What is the California Consumer Privacy Act?
The California Consumer Privacy Act will be effective January 1st 2020. The CCPA is similar to the GDPR, so it’s pretty big news.
Under the CCPA, a business has to disclose what personal information it is collecting and how the information will be used. Companies also have to provide a way for consumers to “opt-out” or information collecting. Furthermore, people now have the right to ask any company to reveal any personal data that the company has on them and what the company uses their data for. Lastly, consumers now have the right to ask a company to delete any personal data the company has on the individual.
So what is personal information?
CCPA Personal Information Definition
The ACA’s FAQ article on the law explains what personal information means a little bit better than the actual document:
Personal information is defined as any “information that identifies, relates to, describes, is capable of being associated with or could reasonably be linked, directly or indirectly, with a particular consumer or household.” This expansive definition goes beyond obvious data (e.g., names, addresses, credit card numbers, social security numbers) to include device geolocation data (e.g., IP addresses), biometric information (e.g., fingerprints, retina scans, height, weight, medical data), or even gender or zip code.
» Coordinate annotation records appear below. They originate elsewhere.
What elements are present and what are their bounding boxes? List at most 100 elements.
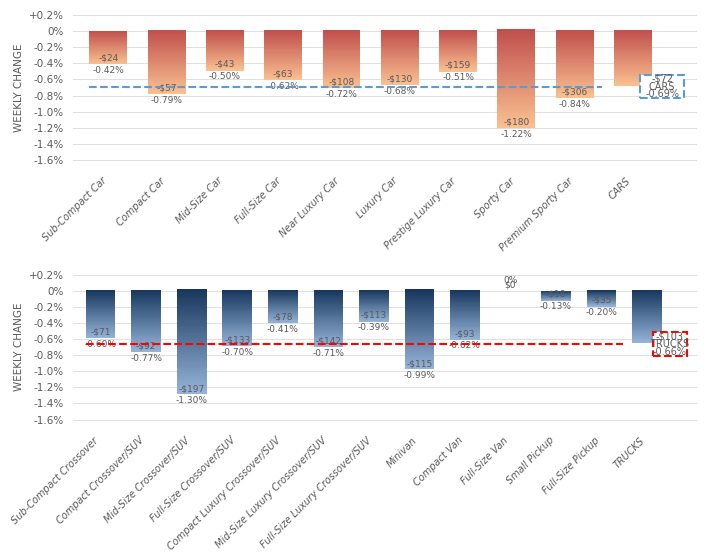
Bar	[86, 299, 115, 300]
Bar	[264, 35, 302, 36]
Bar	[405, 299, 434, 300]
Bar	[313, 310, 343, 311]
Bar	[614, 77, 652, 78]
Bar	[614, 60, 652, 61]
Bar	[498, 62, 535, 64]
Bar	[381, 37, 419, 39]
Bar	[86, 291, 115, 292]
Text: -$63: -$63	[273, 70, 294, 79]
Bar	[555, 84, 593, 85]
Bar	[148, 74, 186, 75]
Bar	[405, 365, 434, 367]
Bar	[89, 57, 127, 58]
Bar	[439, 54, 477, 55]
Text: -$72: -$72	[651, 74, 673, 84]
Bar	[614, 53, 652, 54]
Bar	[614, 73, 652, 74]
Bar	[632, 319, 662, 320]
Bar	[405, 326, 434, 328]
Bar	[498, 51, 535, 53]
Bar	[381, 77, 419, 78]
Bar	[177, 343, 206, 345]
Bar	[86, 304, 115, 305]
Bar	[313, 346, 343, 347]
Bar	[132, 307, 161, 309]
Bar	[222, 332, 252, 333]
Bar	[322, 41, 360, 42]
Bar	[555, 51, 593, 53]
Bar	[450, 305, 479, 306]
Bar	[222, 303, 252, 304]
Bar	[313, 322, 343, 323]
Bar	[614, 46, 652, 47]
Bar	[264, 37, 302, 38]
Bar	[222, 292, 252, 293]
Bar	[264, 74, 302, 75]
Bar	[132, 311, 161, 312]
Bar	[322, 45, 360, 46]
Bar	[614, 44, 652, 45]
Bar	[405, 347, 434, 348]
Bar	[132, 331, 161, 332]
Bar	[614, 71, 652, 72]
Bar	[555, 94, 593, 96]
Bar	[264, 70, 302, 71]
Bar	[132, 294, 161, 295]
Bar	[498, 88, 535, 90]
Bar	[405, 323, 434, 324]
Bar	[148, 35, 186, 36]
Bar	[177, 352, 206, 353]
Bar	[206, 57, 244, 58]
Bar	[177, 359, 206, 361]
Bar	[86, 324, 115, 325]
Bar	[555, 78, 593, 79]
Bar	[450, 339, 479, 340]
Bar	[632, 299, 662, 300]
Bar	[439, 51, 477, 53]
Bar	[148, 56, 186, 58]
Bar	[177, 378, 206, 380]
Text: -$130: -$130	[386, 74, 413, 83]
Bar	[206, 69, 244, 70]
Bar	[555, 39, 593, 40]
Bar	[439, 47, 477, 48]
Bar	[86, 297, 115, 298]
Bar	[498, 59, 535, 60]
Bar	[450, 334, 479, 335]
Bar	[86, 336, 115, 337]
Bar	[322, 54, 360, 55]
Bar	[450, 303, 479, 304]
Bar	[614, 82, 652, 83]
Bar	[322, 62, 360, 63]
Bar	[313, 344, 343, 345]
Bar	[405, 316, 434, 318]
Bar	[405, 301, 434, 302]
Bar	[439, 65, 477, 66]
Bar	[148, 37, 186, 39]
Bar	[86, 302, 115, 303]
Bar	[555, 70, 593, 72]
Bar	[177, 319, 206, 320]
Bar	[132, 291, 161, 292]
Bar	[498, 72, 535, 74]
Bar	[555, 68, 593, 69]
Bar	[222, 315, 252, 316]
Bar	[381, 78, 419, 79]
Bar	[555, 30, 593, 31]
Bar	[439, 42, 477, 44]
Bar	[222, 313, 252, 314]
Bar	[264, 76, 302, 77]
Bar	[148, 64, 186, 65]
Bar	[450, 312, 479, 313]
Bar	[555, 96, 593, 97]
Bar	[222, 305, 252, 306]
Bar	[439, 37, 477, 38]
Bar	[313, 342, 343, 343]
Bar	[222, 318, 252, 319]
Bar	[632, 318, 662, 319]
Bar	[313, 318, 343, 319]
Bar	[405, 361, 434, 362]
Bar	[222, 337, 252, 338]
Bar	[222, 314, 252, 315]
Bar	[498, 125, 535, 126]
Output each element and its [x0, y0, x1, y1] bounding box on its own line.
It applies to any household, including those of consumers or employees.
The document provides general categories of information that can be considered “personal”:
- Their name, alias, postal address, email address, and similar information
- Commercial information (records of personal property, products or services purchased, etc.)
- Biometric information
- Professional or employment-related information
- Education information that isn’t publicly available
- Inferences made about the consumer based on the data (like that they belong to an interest or behavior category)
- Internet activity information, including, but not limited to, browsing history, search history, and information regarding a consumer’s interaction with an Internet Web site, application, or advertisement
CCPA Major Components
- The law requires businesses to disclose what personal information they are collecting on any Californian before or during collection, and also why they are collecting it
- Companies will also have to provide these facts when they are asked by any Californian.
- The company must disclose how it obtained the personal information, what the business purpose of the information is, and which third parties the information is shared with.
- If an individual wants his or her data deleted, the business must comply within 30 days, and will be fined if they don’t.
- Individuals can sue companies in the event of a preventable breach.
- Data aggregators will also have to provide at least two ways to make these requests.
- Websites must have a page where California users can submit these requests, and a link on the home page labeled “Do Not Sell My Personal Information”.
- Companies will also be forbidden from collecting data on Californians under the age of 16 unless they’re authorized to do so.
Who Must Comply With CCPA?
Any business that collects and sells personal information or discloses personal data of Californians for a “monetary or similar considerations” and:
- Earns more than $25 million per year
- Possesses data on more than 50,000 persons.
- Makes more than half of its revenue from the sale of personal data.
What’s the Punishment for Offenders?
Companies must comply to requests within 30 days. If they don’t, there’s a fine of $2,500-$7,500 per violation.
Analysis and Impacts from a Digital Marketing Perspective
First Party Data
The reliability of third-party information like audience categories, in-market segments, and email lists is going to take a hit. The more legislation like the CCPA that passes, the weaker third-party data will become. Collecting first-party data like web engagements, social traffic, and email leads will become more important if laws like this become more widely adopted.
Brands have to step up their collection of first-party data and its packaging. Getting to the nitty-gritty—Repurposing observations from social channels, creating email lists based on white paper downloads, and remarketing based on de-identified web engagement data—is already important for approaching audiences from different angles. The weakening of third-party data will make getting your own data more and more important.
We’ll also have to focus more on sponsored content and contextual targeting. If we can’t follow audiences to the water cooler, we’re going to have to make sure we’re waiting there for them. The old craft of combining first-party data with third-party studies and consumer research will play a more active role than it has in recent years.
We’ll also have to finesse our content to suit different purposes better. Leveraging audience feedback and learning what attracts certain users will help produce valuable content that has appeal on each channel.
Playing It Safe
For those who know that they definitely have to make changes to be in compliance with CCPA, here is a checklist from Morgan Lewis. For everyone else, the smart move would be to be as transparent as possible anyways.
Customers are pushing back against data collection. The GDPR and CCPA are just evidence of a larger frustration with modern marketing tactics, and there’s no telling as to whether or not a more restrictive federal bill will be passed. The safest thing to do is to increase transparency about any data we collect on consumers, even if it can’t be used to identify someone. Making it easy for past contacts to delete their information or see what information we have on them by offering information control channels will be ahead of the game if more legislation like the CCPA occurs. Good brands are founded on trust. If we earn trust by asking for information before we have to, we’re much more likely to be held in high standing by our audiences.